26 The true approach is more simply expressed by requiring the appellate court to decide whether the decision of the district judge was wrong. What was said in the Celinski case and In re B (A Child) are apposite, even if decided in the context of article 8. In effect, the test is the same here. The appellate court is entitled to stand back and say that a question ought to have been decided differently because the overall evaluation was wrong: crucial factors should have been weighed so significantly differently as to make the decision wrong, such that the appeal in consequence should be allowed."
(1) In favour of extradition, as the district judge rightly identified, is the strong public interest in the UK abiding by its international extradition obligations and the relative seriousness of the offending, as (primarily) indicated by the length of sentence imposed.
(2) Against extradition are the following factors: (a) the fact that the appellant has been settled in the UK since he arrived in 2011 (b) the delay from 2009 to the present, during which time he came to the UK in 2011, long before proceedings were issued in Romania, being joined by his partner and daughter in 2017 (c) the fact that the appellant has been convicted of no offences here since arriving, albeit that he incurred a caution for attempted shoplifting in 2014 (d) on his own evidence he has been consistently employed since 2011, setting up his own car-wash business in 2019 (e) he has a daughter (now aged 12) whose distress at his absence has required her to see a counsellor. I take into account also (as did the Divisional Court in Lysiak v Poland [2015] EWHC 3098 (Admin)) the fact that the appellant has by now been on remand for approximately 17 months in this jurisdiction. Brexit uncertainty is a further factor, again rightly referred to by the District Judge in his judgment.

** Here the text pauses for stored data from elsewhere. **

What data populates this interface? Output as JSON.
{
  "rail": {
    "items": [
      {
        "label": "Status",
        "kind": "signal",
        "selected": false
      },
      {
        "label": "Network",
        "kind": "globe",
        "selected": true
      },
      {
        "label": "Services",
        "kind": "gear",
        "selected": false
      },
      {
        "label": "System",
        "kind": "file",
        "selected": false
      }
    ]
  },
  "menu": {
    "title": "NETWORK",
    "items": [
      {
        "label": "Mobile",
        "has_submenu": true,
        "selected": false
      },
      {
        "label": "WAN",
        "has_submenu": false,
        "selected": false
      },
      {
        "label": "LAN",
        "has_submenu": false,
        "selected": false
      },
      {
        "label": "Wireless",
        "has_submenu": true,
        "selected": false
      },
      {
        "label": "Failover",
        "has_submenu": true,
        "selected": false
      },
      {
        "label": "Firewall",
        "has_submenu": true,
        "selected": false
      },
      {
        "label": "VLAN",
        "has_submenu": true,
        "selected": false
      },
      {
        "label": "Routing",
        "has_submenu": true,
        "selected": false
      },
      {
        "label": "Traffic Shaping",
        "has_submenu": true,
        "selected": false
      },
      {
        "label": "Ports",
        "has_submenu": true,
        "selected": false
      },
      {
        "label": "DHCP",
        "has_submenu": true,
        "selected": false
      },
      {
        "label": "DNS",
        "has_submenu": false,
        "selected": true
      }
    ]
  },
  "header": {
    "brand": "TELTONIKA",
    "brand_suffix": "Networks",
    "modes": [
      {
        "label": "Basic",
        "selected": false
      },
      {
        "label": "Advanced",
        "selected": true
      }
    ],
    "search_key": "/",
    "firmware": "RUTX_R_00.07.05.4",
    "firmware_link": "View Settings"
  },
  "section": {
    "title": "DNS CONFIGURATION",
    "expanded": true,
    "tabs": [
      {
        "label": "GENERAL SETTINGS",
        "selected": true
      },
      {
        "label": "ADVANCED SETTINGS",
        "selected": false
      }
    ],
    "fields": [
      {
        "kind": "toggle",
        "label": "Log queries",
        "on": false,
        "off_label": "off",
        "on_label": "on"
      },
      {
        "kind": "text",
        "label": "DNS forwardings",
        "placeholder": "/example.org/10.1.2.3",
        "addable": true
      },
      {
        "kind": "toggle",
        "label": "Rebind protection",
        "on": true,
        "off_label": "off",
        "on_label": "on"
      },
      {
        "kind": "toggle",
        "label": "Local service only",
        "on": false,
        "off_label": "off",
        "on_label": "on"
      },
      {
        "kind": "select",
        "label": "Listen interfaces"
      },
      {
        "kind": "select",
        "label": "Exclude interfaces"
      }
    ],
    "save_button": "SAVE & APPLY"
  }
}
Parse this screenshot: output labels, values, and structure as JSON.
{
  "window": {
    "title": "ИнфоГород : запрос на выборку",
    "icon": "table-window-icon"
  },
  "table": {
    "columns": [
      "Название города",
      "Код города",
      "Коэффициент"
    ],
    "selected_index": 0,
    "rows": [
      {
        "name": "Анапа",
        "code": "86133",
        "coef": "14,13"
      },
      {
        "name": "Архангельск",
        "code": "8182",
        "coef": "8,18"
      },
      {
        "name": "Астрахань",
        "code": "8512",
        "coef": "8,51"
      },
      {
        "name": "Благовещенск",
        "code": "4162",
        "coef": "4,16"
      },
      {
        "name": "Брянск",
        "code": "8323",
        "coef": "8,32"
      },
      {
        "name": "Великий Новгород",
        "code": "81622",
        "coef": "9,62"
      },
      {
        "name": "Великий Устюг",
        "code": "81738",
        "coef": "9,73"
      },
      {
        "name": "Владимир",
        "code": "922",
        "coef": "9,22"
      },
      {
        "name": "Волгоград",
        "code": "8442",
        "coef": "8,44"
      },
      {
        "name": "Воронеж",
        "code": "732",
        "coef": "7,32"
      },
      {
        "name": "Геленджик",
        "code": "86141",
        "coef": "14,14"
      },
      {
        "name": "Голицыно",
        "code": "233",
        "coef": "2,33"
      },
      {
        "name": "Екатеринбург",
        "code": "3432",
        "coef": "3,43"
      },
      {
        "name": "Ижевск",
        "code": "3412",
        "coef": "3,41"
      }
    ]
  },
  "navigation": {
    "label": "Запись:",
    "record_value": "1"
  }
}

"8. The delay is, of course, unfortunate but it is not as excessive as one finds in some other cases and it is necessary for the court to be well aware that there are considerable pressures upon the authorities in Poland and it is not always one single authority that is concerned, there may be one authority and another not perhaps liaising as closely as sometimes might be appropriate.
9. It is, in my judgment, quite wrong for this court to assume culpability in any delay unless it is so excessive or there are factors which indicate that it really was not reasonable for the authority to fail to issue a warrant earlier than it did. "
"But the delay on the part of the state authorities, whether or not culpable, is not a trump card, however long. Its effect must be considered in the context of the particular facts of the case, and the question that must be addressed by a District Judge is how and to what extent delay impacts on the two aspects [public interest and family life] to which I have just referred."
In the present case the appellant's private and family life together with his family really only started to be established in this country from 2017, at a time when he and his partner knew that he had been convicted and sentenced to a significant term in custody back in Romania. In these circumstances the additional years of delay from 2009-2017 can add relatively little to the Article 8 balancing exercise, because the appellant had no family life here in the UK during that time.